Ce nouveau conseil de défense réunissant les ministres et responsables chargés des questions de sécurité - le dernier remonte au 10 mars - intervient alors que Donald Trump fait pression sur la France pour qu'elle réponde positivement à sa demande d'aide pour la sécurisation du détroit d'Ormuz.

Le président israélien Isaac Herzog a de son côté appelé lundi les pays européens à "soutenir tout effort visant à éradiquer" le mouvement islamiste libanais Hezbollah, allié de l'Iran.

Il a aussi salué l'offre française de faciliter des discussions directes entre le Liban et Israël qui a lancé des frappes aériennes massives et des "opérations terrestres limitées" contre le Hezbollah.

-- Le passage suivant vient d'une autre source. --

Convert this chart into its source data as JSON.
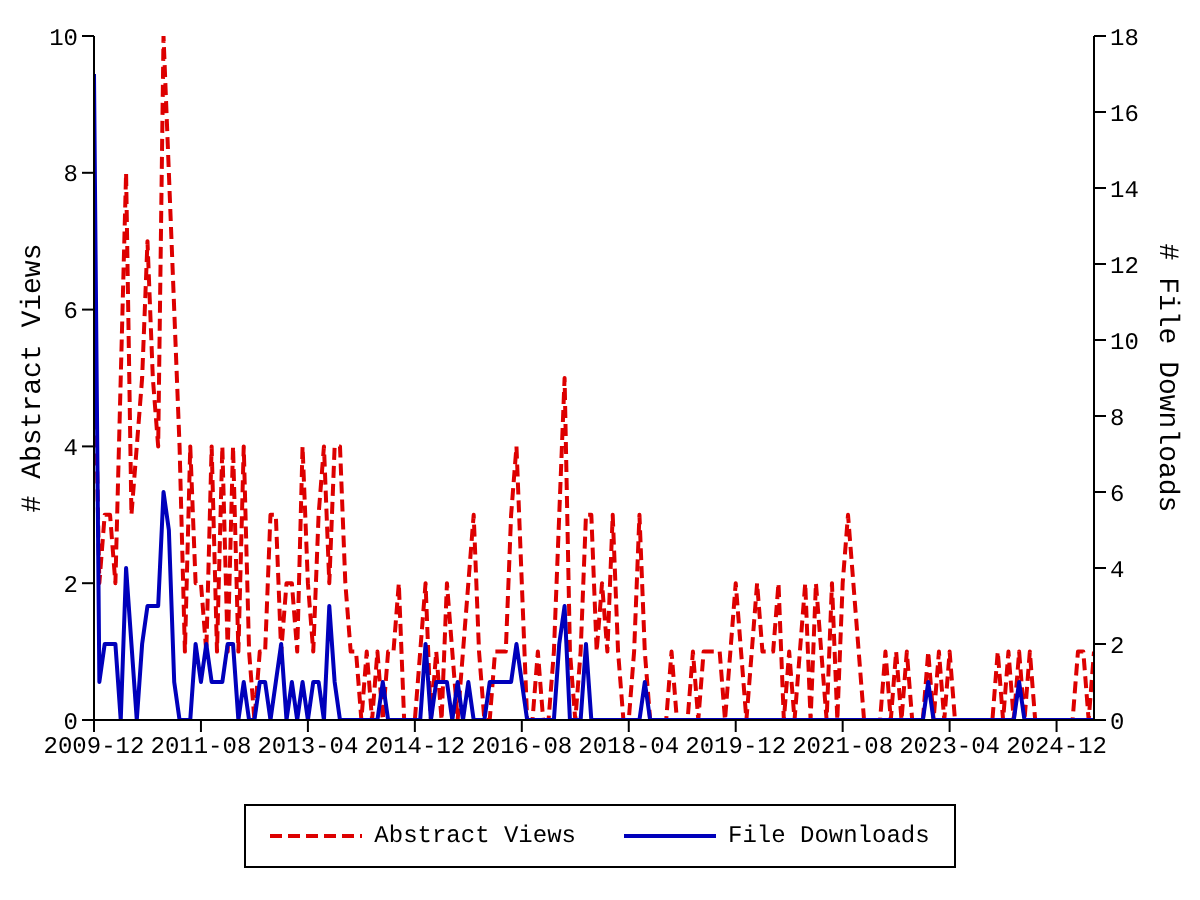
{
  "chart_data": {
    "type": "line",
    "ylabel": "# Abstract Views",
    "y2label": "# File Downloads",
    "x": [
      "2009-12",
      "2010-01",
      "2010-02",
      "2010-03",
      "2010-04",
      "2010-05",
      "2010-06",
      "2010-07",
      "2010-08",
      "2010-09",
      "2010-10",
      "2010-11",
      "2010-12",
      "2011-01",
      "2011-02",
      "2011-03",
      "2011-04",
      "2011-05",
      "2011-06",
      "2011-07",
      "2011-08",
      "2011-09",
      "2011-10",
      "2011-11",
      "2011-12",
      "2012-01",
      "2012-02",
      "2012-03",
      "2012-04",
      "2012-05",
      "2012-06",
      "2012-07",
      "2012-08",
      "2012-09",
      "2012-10",
      "2012-11",
      "2012-12",
      "2013-01",
      "2013-02",
      "2013-03",
      "2013-04",
      "2013-05",
      "2013-06",
      "2013-07",
      "2013-08",
      "2013-09",
      "2013-10",
      "2013-11",
      "2013-12",
      "2014-01",
      "2014-02",
      "2014-03",
      "2014-04",
      "2014-05",
      "2014-06",
      "2014-07",
      "2014-08",
      "2014-09",
      "2014-10",
      "2014-11",
      "2014-12",
      "2015-01",
      "2015-02",
      "2015-03",
      "2015-04",
      "2015-05",
      "2015-06",
      "2015-07",
      "2015-08",
      "2015-09",
      "2015-10",
      "2015-11",
      "2015-12",
      "2016-01",
      "2016-02",
      "2016-03",
      "2016-04",
      "2016-05",
      "2016-06",
      "2016-07",
      "2016-08",
      "2016-09",
      "2016-10",
      "2016-11",
      "2016-12",
      "2017-01",
      "2017-02",
      "2017-03",
      "2017-04",
      "2017-05",
      "2017-06",
      "2017-07",
      "2017-08",
      "2017-09",
      "2017-10",
      "2017-11",
      "2017-12",
      "2018-01",
      "2018-02",
      "2018-03",
      "2018-04",
      "2018-05",
      "2018-06",
      "2018-07",
      "2018-08",
      "2018-09",
      "2018-10",
      "2018-11",
      "2018-12",
      "2019-01",
      "2019-02",
      "2019-03",
      "2019-04",
      "2019-05",
      "2019-06",
      "2019-07",
      "2019-08",
      "2019-09",
      "2019-10",
      "2019-11",
      "2019-12",
      "2020-01",
      "2020-02",
      "2020-03",
      "2020-04",
      "2020-05",
      "2020-06",
      "2020-07",
      "2020-08",
      "2020-09",
      "2020-10",
      "2020-11",
      "2020-12",
      "2021-01",
      "2021-02",
      "2021-03",
      "2021-04",
      "2021-05",
      "2021-06",
      "2021-07",
      "2021-08",
      "2021-09",
      "2021-10",
      "2021-11",
      "2021-12",
      "2022-01",
      "2022-02",
      "2022-03",
      "2022-04",
      "2022-05",
      "2022-06",
      "2022-07",
      "2022-08",
      "2022-09",
      "2022-10",
      "2022-11",
      "2022-12",
      "2023-01",
      "2023-02",
      "2023-03",
      "2023-04",
      "2023-05",
      "2023-06",
      "2023-07",
      "2023-08",
      "2023-09",
      "2023-10",
      "2023-11",
      "2023-12",
      "2024-01",
      "2024-02",
      "2024-03",
      "2024-04",
      "2024-05",
      "2024-06",
      "2024-07",
      "2024-08",
      "2024-09",
      "2024-10",
      "2024-11",
      "2024-12",
      "2025-01",
      "2025-02",
      "2025-03",
      "2025-04",
      "2025-05",
      "2025-06",
      "2025-07"
    ],
    "series": [
      {
        "name": "Abstract Views",
        "color": "#dd0000",
        "line_style": "dashed",
        "values": [
          6,
          2,
          3,
          3,
          2,
          5,
          8,
          3,
          4,
          5,
          7,
          5,
          4,
          10,
          8,
          6,
          4,
          1,
          4,
          2,
          2,
          1,
          4,
          1,
          4,
          1,
          4,
          1,
          4,
          1,
          0,
          1,
          1,
          3,
          3,
          1,
          2,
          2,
          1,
          4,
          2,
          1,
          3,
          4,
          2,
          4,
          4,
          2,
          1,
          1,
          0,
          1,
          0,
          1,
          0,
          1,
          1,
          2,
          0,
          0,
          0,
          1,
          2,
          0,
          1,
          0,
          2,
          1,
          0,
          1,
          2,
          3,
          1,
          0,
          0,
          1,
          1,
          1,
          3,
          4,
          2,
          0,
          0,
          1,
          0,
          0,
          1,
          3,
          5,
          1,
          0,
          1,
          3,
          3,
          1,
          2,
          1,
          3,
          1,
          0,
          0,
          1,
          3,
          1,
          0,
          0,
          0,
          0,
          1,
          0,
          0,
          0,
          1,
          0,
          1,
          1,
          1,
          1,
          0,
          1,
          2,
          1,
          0,
          1,
          2,
          1,
          1,
          1,
          2,
          0,
          1,
          0,
          1,
          2,
          0,
          2,
          1,
          0,
          2,
          0,
          2,
          3,
          2,
          1,
          0,
          0,
          0,
          0,
          1,
          0,
          1,
          0,
          1,
          0,
          0,
          0,
          1,
          0,
          1,
          0,
          1,
          0,
          0,
          0,
          0,
          0,
          0,
          0,
          0,
          1,
          0,
          1,
          0,
          1,
          0,
          1,
          0,
          0,
          0,
          0,
          0,
          0,
          0,
          0,
          1,
          1,
          0,
          1
        ]
      },
      {
        "name": "File Downloads",
        "color": "#0000bb",
        "line_style": "solid",
        "axis": "y2",
        "values": [
          17,
          1,
          2,
          2,
          2,
          0,
          4,
          2,
          0,
          2,
          3,
          3,
          3,
          6,
          5,
          1,
          0,
          0,
          0,
          2,
          1,
          2,
          1,
          1,
          1,
          2,
          2,
          0,
          1,
          0,
          0,
          1,
          1,
          0,
          1,
          2,
          0,
          1,
          0,
          1,
          0,
          1,
          1,
          0,
          3,
          1,
          0,
          0,
          0,
          0,
          0,
          0,
          0,
          0,
          1,
          0,
          0,
          0,
          0,
          0,
          0,
          0,
          2,
          0,
          1,
          1,
          1,
          0,
          1,
          0,
          1,
          0,
          0,
          0,
          1,
          1,
          1,
          1,
          1,
          2,
          1,
          0,
          0,
          0,
          0,
          0,
          0,
          2,
          3,
          0,
          0,
          0,
          2,
          0,
          0,
          0,
          0,
          0,
          0,
          0,
          0,
          0,
          0,
          1,
          0,
          0,
          0,
          0,
          0,
          0,
          0,
          0,
          0,
          0,
          0,
          0,
          0,
          0,
          0,
          0,
          0,
          0,
          0,
          0,
          0,
          0,
          0,
          0,
          0,
          0,
          0,
          0,
          0,
          0,
          0,
          0,
          0,
          0,
          0,
          0,
          0,
          0,
          0,
          0,
          0,
          0,
          0,
          0,
          0,
          0,
          0,
          0,
          0,
          0,
          0,
          0,
          1,
          0,
          0,
          0,
          0,
          0,
          0,
          0,
          0,
          0,
          0,
          0,
          0,
          0,
          0,
          0,
          0,
          1,
          0,
          0,
          0,
          0,
          0,
          0,
          0,
          0,
          0,
          0,
          0,
          0,
          0,
          0
        ]
      }
    ],
    "xlim": [
      "2009-12",
      "2025-07"
    ],
    "xticks": [
      "2009-12",
      "2011-08",
      "2013-04",
      "2014-12",
      "2016-08",
      "2018-04",
      "2019-12",
      "2021-08",
      "2023-04",
      "2024-12"
    ],
    "ylim": [
      0,
      10
    ],
    "yticks": [
      0,
      2,
      4,
      6,
      8,
      10
    ],
    "y2lim": [
      0,
      18
    ],
    "y2ticks": [
      0,
      2,
      4,
      6,
      8,
      10,
      12,
      14,
      16,
      18
    ],
    "grid": false,
    "legend": "bottom"
  }
}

Le Liban a été entraîné dans la guerre au Moyen-Orient lorsque le Hezbollah a attaqué Israël le 2 mars pour venger l'assassinat du guide suprême iranien, l'ayatollah Ali Khamenei, tué deux jours plus tôt par une frappe israélienne à Téhéran.

Emmanuel Macron a appelé samedi Israël à accepter des "discussions directes" avec l'exécutif libanais et "toutes les composantes" du Liban, qu'il s'est dit prêt à "faciliter" en "les accueillant à Paris", afin d'empêcher que "le Liban ne sombre dans le chaos".

Israël a poursuivi mardi ses bombardements sur Téhéran et contre le Hezbollah pro-iranien dans la banlieue sud de Beyrouth, au 18e jour de la guerre au Moyen-Orient qui embrase aussi l'Irak, théâtre de nombreuses attaques.